Uma crise nacional: perdas de R$ 280 milhões e salto nos crimes
O caso de Várzea Grande reflete um cenário alarmante em âmbito nacional. Dados da Agência Nacional de Vigilância Sanitária (Anvisa) e da Associação Brasileira de Redes de Farmácias e Drogarias (Abrafarma) revelam que as ocorrências criminais envolvendo esses medicamentos deram um salto de 800% no último ano.
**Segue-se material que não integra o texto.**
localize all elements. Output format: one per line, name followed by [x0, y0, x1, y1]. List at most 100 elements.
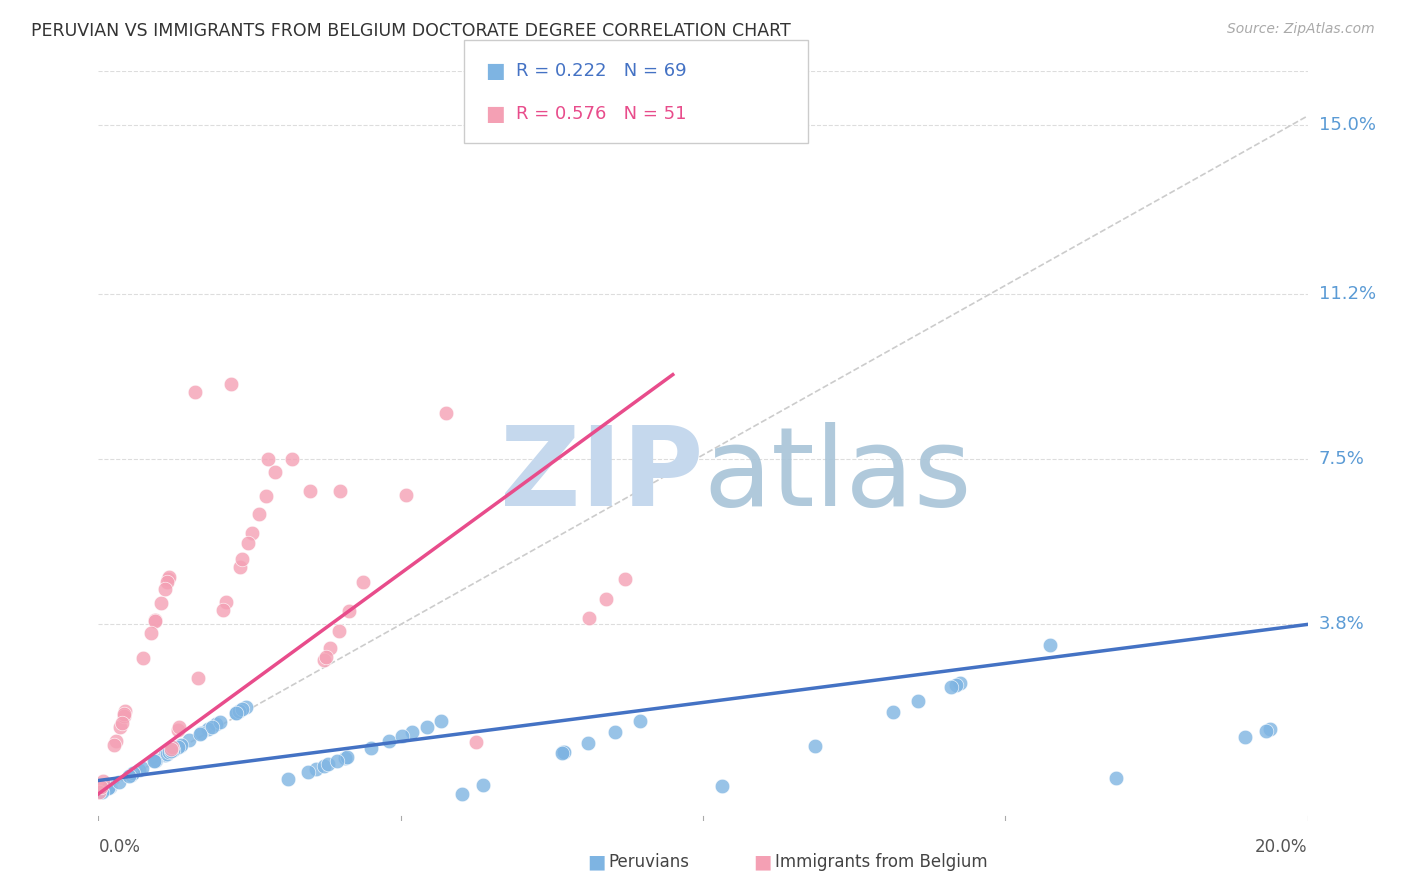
Point: [131, 761, 153, 775]
Point: [112, 706, 135, 721]
Point: [464, 735, 486, 749]
Point: [157, 745, 180, 759]
Point: [197, 723, 219, 737]
Point: [391, 729, 413, 743]
Point: [90, 780, 112, 794]
Point: [110, 715, 132, 730]
Point: [297, 764, 319, 779]
Point: [315, 649, 337, 664]
Point: [256, 452, 278, 467]
Point: [87, 785, 110, 799]
Point: [882, 705, 904, 719]
Point: [108, 720, 131, 734]
Point: [120, 768, 142, 782]
Text: atlas: atlas: [703, 423, 972, 530]
Text: Source: ZipAtlas.com: Source: ZipAtlas.com: [1227, 22, 1375, 37]
Text: Immigrants from Belgium: Immigrants from Belgium: [775, 853, 987, 871]
Point: [305, 762, 328, 776]
Point: [277, 772, 299, 787]
Point: [360, 740, 382, 755]
Text: 7.5%: 7.5%: [1319, 450, 1365, 468]
Point: [128, 763, 150, 777]
Point: [613, 572, 636, 586]
Point: [98, 780, 121, 794]
Point: [939, 680, 962, 694]
Point: [576, 735, 599, 749]
Point: [149, 596, 172, 610]
Point: [231, 552, 253, 566]
Point: [907, 694, 929, 708]
Text: ■: ■: [485, 103, 505, 124]
Text: ■: ■: [754, 852, 772, 871]
Text: 20.0%: 20.0%: [1256, 838, 1308, 856]
Point: [156, 747, 179, 761]
Point: [142, 754, 165, 768]
Text: 11.2%: 11.2%: [1319, 285, 1376, 303]
Point: [98, 780, 121, 795]
Point: [337, 603, 360, 617]
Point: [326, 754, 349, 768]
Point: [225, 706, 247, 720]
Point: [249, 507, 271, 521]
Point: [166, 740, 188, 755]
Point: [316, 757, 339, 772]
Point: [314, 653, 336, 667]
Point: [595, 592, 617, 607]
Point: [143, 754, 166, 768]
Point: [215, 594, 238, 608]
Point: [254, 489, 277, 503]
Point: [352, 574, 374, 589]
Point: [314, 758, 336, 772]
Point: [104, 734, 127, 748]
Point: [160, 742, 183, 756]
Point: [179, 733, 201, 747]
Text: R = 0.576   N = 51: R = 0.576 N = 51: [516, 105, 686, 123]
Point: [205, 717, 228, 731]
Point: [603, 724, 626, 739]
Point: [163, 742, 186, 756]
Point: [472, 778, 495, 792]
Point: [187, 671, 209, 685]
Point: [170, 738, 193, 752]
Point: [91, 773, 114, 788]
Point: [118, 769, 141, 783]
Text: PERUVIAN VS IMMIGRANTS FROM BELGIUM DOCTORATE DEGREE CORRELATION CHART: PERUVIAN VS IMMIGRANTS FROM BELGIUM DOCT…: [31, 22, 790, 40]
Point: [157, 572, 180, 586]
Point: [163, 742, 186, 756]
Point: [225, 706, 247, 720]
Point: [416, 720, 439, 734]
Point: [153, 747, 176, 762]
Point: [114, 704, 136, 718]
Point: [228, 704, 250, 718]
Text: ZIP: ZIP: [499, 423, 703, 530]
Point: [264, 465, 287, 479]
Point: [553, 745, 575, 759]
Text: 15.0%: 15.0%: [1319, 116, 1375, 134]
Point: [156, 575, 179, 590]
Point: [299, 483, 322, 498]
Point: [1039, 638, 1062, 652]
Point: [401, 725, 423, 739]
Point: [450, 787, 472, 801]
Point: [949, 676, 972, 690]
Text: ■: ■: [588, 852, 606, 871]
Point: [430, 714, 453, 728]
Point: [235, 699, 257, 714]
Text: R = 0.222   N = 69: R = 0.222 N = 69: [516, 62, 686, 79]
Point: [240, 525, 263, 540]
Point: [550, 746, 572, 760]
Point: [212, 603, 235, 617]
Point: [281, 452, 304, 467]
Point: [377, 734, 399, 748]
Point: [159, 744, 181, 758]
Point: [329, 483, 352, 498]
Point: [122, 766, 145, 780]
Point: [153, 582, 176, 597]
Point: [157, 570, 180, 584]
Text: Peruvians: Peruvians: [609, 853, 690, 871]
Point: [1234, 730, 1257, 744]
Point: [328, 624, 350, 638]
Point: [190, 726, 212, 740]
Point: [103, 739, 125, 753]
Point: [1104, 771, 1126, 785]
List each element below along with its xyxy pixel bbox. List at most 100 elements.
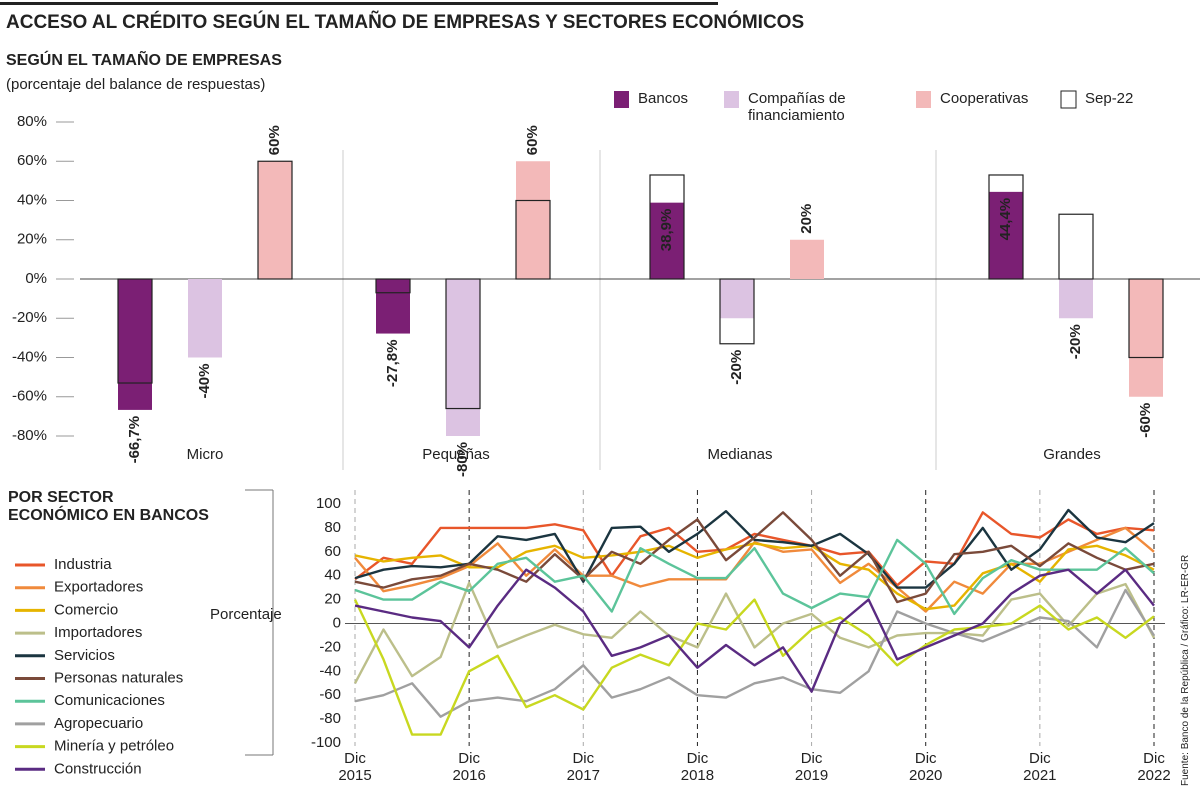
legend-swatch	[724, 91, 739, 108]
bar	[989, 191, 1023, 279]
bar-chart-subtitle: (porcentaje del balance de respuestas)	[6, 76, 266, 93]
comparison-bar	[1128, 278, 1164, 359]
comparison-bar	[117, 278, 153, 384]
y-tick-label: 40%	[17, 191, 47, 208]
line-series	[354, 538, 1155, 616]
y-tick-label: -80%	[12, 427, 47, 444]
comparison-bar	[1058, 213, 1094, 280]
line-series	[354, 588, 1156, 718]
value-label: -27,8%	[384, 340, 401, 388]
x-tick-label: Dic 2015	[338, 750, 372, 785]
bar	[1059, 279, 1093, 319]
bar	[516, 161, 550, 279]
comparison-bar	[719, 278, 755, 345]
comparison-bar	[649, 174, 685, 280]
bar	[790, 239, 824, 279]
legend-label: Comunicaciones	[54, 692, 165, 709]
value-label: 60%	[524, 125, 541, 155]
legend-label: Construcción	[54, 760, 142, 777]
line-series	[354, 568, 1155, 693]
comparison-bar	[445, 278, 481, 410]
line-series	[354, 511, 1155, 604]
value-label: 44,4%	[997, 198, 1014, 241]
page-title: ACCESO AL CRÉDITO SEGÚN EL TAMAÑO DE EMP…	[6, 12, 805, 33]
comparison-bar	[515, 199, 551, 280]
y-tick-label: -20	[319, 638, 341, 655]
comparison-bar	[375, 278, 411, 294]
category-label: Micro	[187, 446, 224, 463]
category-label: Grandes	[1043, 446, 1101, 463]
value-label: 20%	[798, 204, 815, 234]
legend-swatch	[614, 91, 629, 108]
x-tick-label: Dic 2020	[909, 750, 943, 785]
legend-label: Comercio	[54, 601, 118, 618]
y-axis-label: Porcentaje	[210, 606, 282, 623]
bar	[720, 279, 754, 319]
legend-label: Sep-22	[1085, 90, 1134, 107]
bar	[446, 279, 480, 436]
bar	[188, 279, 222, 358]
comparison-bar	[988, 174, 1024, 280]
bar-chart-title: SEGÚN EL TAMAÑO DE EMPRESAS	[6, 52, 282, 69]
value-label: -60%	[1137, 403, 1154, 438]
x-tick-label: Dic 2022	[1137, 750, 1171, 785]
legend-label: Personas naturales	[54, 669, 183, 686]
value-label: -20%	[1067, 324, 1084, 359]
y-tick-label: 80	[324, 519, 341, 536]
line-series	[354, 511, 1155, 587]
y-tick-label: 60	[324, 543, 341, 560]
line-series	[353, 581, 1156, 684]
legend-label: Industria	[54, 556, 112, 573]
x-tick-label: Dic 2016	[452, 750, 486, 785]
y-tick-label: -100	[311, 734, 341, 751]
legend-label: Compañías de financiamiento	[748, 90, 846, 125]
category-label: Pequeñas	[422, 446, 490, 463]
legend-label: Agropecuario	[54, 715, 143, 732]
bar	[258, 161, 292, 279]
legend-label: Exportadores	[54, 579, 143, 596]
legend-swatch	[916, 91, 931, 108]
value-label: -66,7%	[126, 416, 143, 464]
y-tick-label: 0	[333, 614, 341, 631]
legend-swatch	[1060, 90, 1077, 109]
value-label: 60%	[266, 125, 283, 155]
x-tick-label: Dic 2021	[1023, 750, 1057, 785]
y-tick-label: -40	[319, 662, 341, 679]
title-rule	[0, 2, 718, 5]
bar	[118, 279, 152, 410]
y-tick-label: -20%	[12, 309, 47, 326]
category-label: Medianas	[707, 446, 772, 463]
y-tick-label: -60	[319, 686, 341, 703]
x-tick-label: Dic 2017	[566, 750, 600, 785]
legend-label: Cooperativas	[940, 90, 1029, 107]
line-chart-title: POR SECTOR ECONÓMICO EN BANCOS	[8, 489, 209, 525]
value-label: -80%	[454, 442, 471, 477]
bar	[650, 202, 684, 279]
legend-label: Importadores	[54, 624, 142, 641]
legend-label: Bancos	[638, 90, 689, 107]
x-tick-label: Dic 2018	[680, 750, 715, 785]
y-tick-label: -60%	[12, 388, 47, 405]
value-label: -40%	[196, 364, 213, 399]
bar	[1129, 279, 1163, 397]
comparison-bar	[257, 160, 293, 280]
y-tick-label: 0%	[25, 270, 47, 287]
legend-label: Minería y petróleo	[54, 738, 174, 755]
y-tick-label: -40%	[12, 348, 47, 365]
x-tick-label: Dic 2019	[794, 750, 829, 785]
y-tick-label: 60%	[17, 152, 47, 169]
y-tick-label: 20%	[17, 231, 47, 248]
line-series	[353, 598, 1155, 736]
bar	[376, 279, 410, 334]
bracket	[245, 489, 274, 756]
y-tick-label: 20	[324, 591, 341, 608]
y-tick-label: -80	[319, 710, 341, 727]
y-tick-label: 100	[316, 495, 341, 512]
value-label: -20%	[728, 350, 745, 385]
value-label: 38,9%	[658, 209, 675, 252]
legend-label: Servicios	[54, 647, 115, 664]
y-tick-label: 80%	[17, 113, 47, 130]
y-tick-label: 40	[324, 567, 341, 584]
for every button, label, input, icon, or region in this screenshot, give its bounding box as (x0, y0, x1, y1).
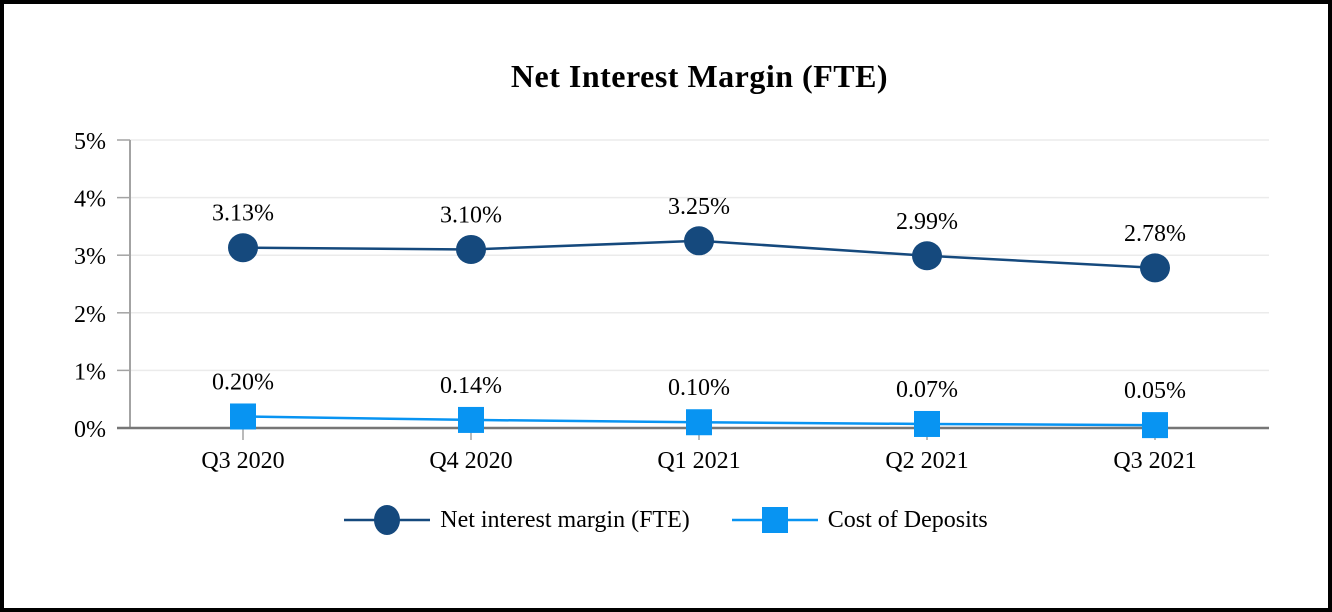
svg-text:0.07%: 0.07% (896, 377, 958, 403)
svg-text:Q3 2020: Q3 2020 (201, 448, 284, 474)
legend-marker-square-icon (731, 507, 818, 533)
svg-text:Q4 2020: Q4 2020 (429, 448, 512, 474)
legend-label: Cost of Deposits (827, 506, 988, 533)
svg-text:0.05%: 0.05% (1124, 378, 1186, 404)
svg-text:0%: 0% (74, 417, 106, 443)
svg-text:2.78%: 2.78% (1124, 221, 1186, 247)
svg-text:3.13%: 3.13% (212, 201, 274, 227)
svg-text:1%: 1% (74, 359, 106, 385)
chart-title: Net Interest Margin (FTE) (510, 58, 889, 94)
legend-marker-circle-icon (344, 505, 431, 535)
svg-text:2.99%: 2.99% (896, 209, 958, 235)
legend-item-cost-of-deposits: Cost of Deposits (731, 502, 988, 538)
svg-text:5%: 5% (74, 129, 106, 155)
svg-text:0.10%: 0.10% (668, 375, 730, 401)
svg-text:Q1 2021: Q1 2021 (657, 448, 740, 474)
svg-text:3.25%: 3.25% (668, 194, 730, 220)
svg-text:4%: 4% (74, 187, 106, 213)
svg-text:0.14%: 0.14% (440, 373, 502, 399)
plot-area: 0% 1% 2% 3% 4% 5% Q3 2020 Q4 2020 Q1 2021 Q2 2021… (74, 129, 1269, 474)
svg-text:Q3 2021: Q3 2021 (1113, 448, 1196, 474)
svg-text:Q2 2021: Q2 2021 (885, 448, 968, 474)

Estima-se que as perdas do setor farmacêutico com furtos e roubos de canetas já alcancem a marca de R$ 280 milhões.
Essa explosão de casos forçou redes de farmácias a mudarem drasticamente sua rotina de segurança. Estabelecimentos em todo o país vêm adotando o uso de chips de rastreamento nas caixas, instalação de geradores de fumaça e a retirada completa desses medicamentos das áreas de exposição ao público.
Mercado paralelo e riscos à saúde pública
O combustível para esse avanço criminoso é a combinação de alto valor agregado, facilidade de transporte e enorme liquidez. De acordo com dados do Conselho Federal de Farmácia (CFF), o mercado clandestino de canetas emagrecedoras — movido por furtos, contrabando e falsificações — já movimenta bilhões de reais, com estimativas de que quatro em cada cinco canetas comercializadas fora das redes credenciadas sejam ilegais.
Após os furtos, as canetas são rapidamente escoadas no mercado paralelo por meio de redes sociais, aplicativos de mensagens e plataformas de marketplace.
Além do prejuízo financeiro, o fenômeno impõe um grave risco à saúde pública:
Quebra da cadeia de frio: Esses medicamentos exigem refrigeração rigorosa. Fora do controle de temperatura exigido, o princípio ativo perde a eficácia e pode sofrer degradação química prejudicial ao organismo.
Falsificação e adulteração: Parte dos lotes roubados é trocada ou manipulada. Recentemente, investigações policiais apontaram casos graves de canetas adulteradas contendo insulina no lugar de semaglutida, o que levou pacientes a quadros graves de hipoglicemia e internações em UTI.
Mudança de perfil no crime patrimonial
Para os investigadores da Derf, a Operação Efeito Colateral evidencia uma transição na dinâmica das quadrilhas patrimoniais. Em vez de focarem em eletrônicos de difícil transporte ou dinheiro físico em cofres, o crime organizado voltou-se para insumos farmacêuticos de altíssima demanda e pequeno volume.
A Polícia Civil de Mato Grosso destacou que a operação tem caráter tanto repressivo quanto preventivo. As apurações continuam para rastrear a cadeia de receptadores, combater as plataformas de revenda clandestina e desarticular os financiadores do esquema.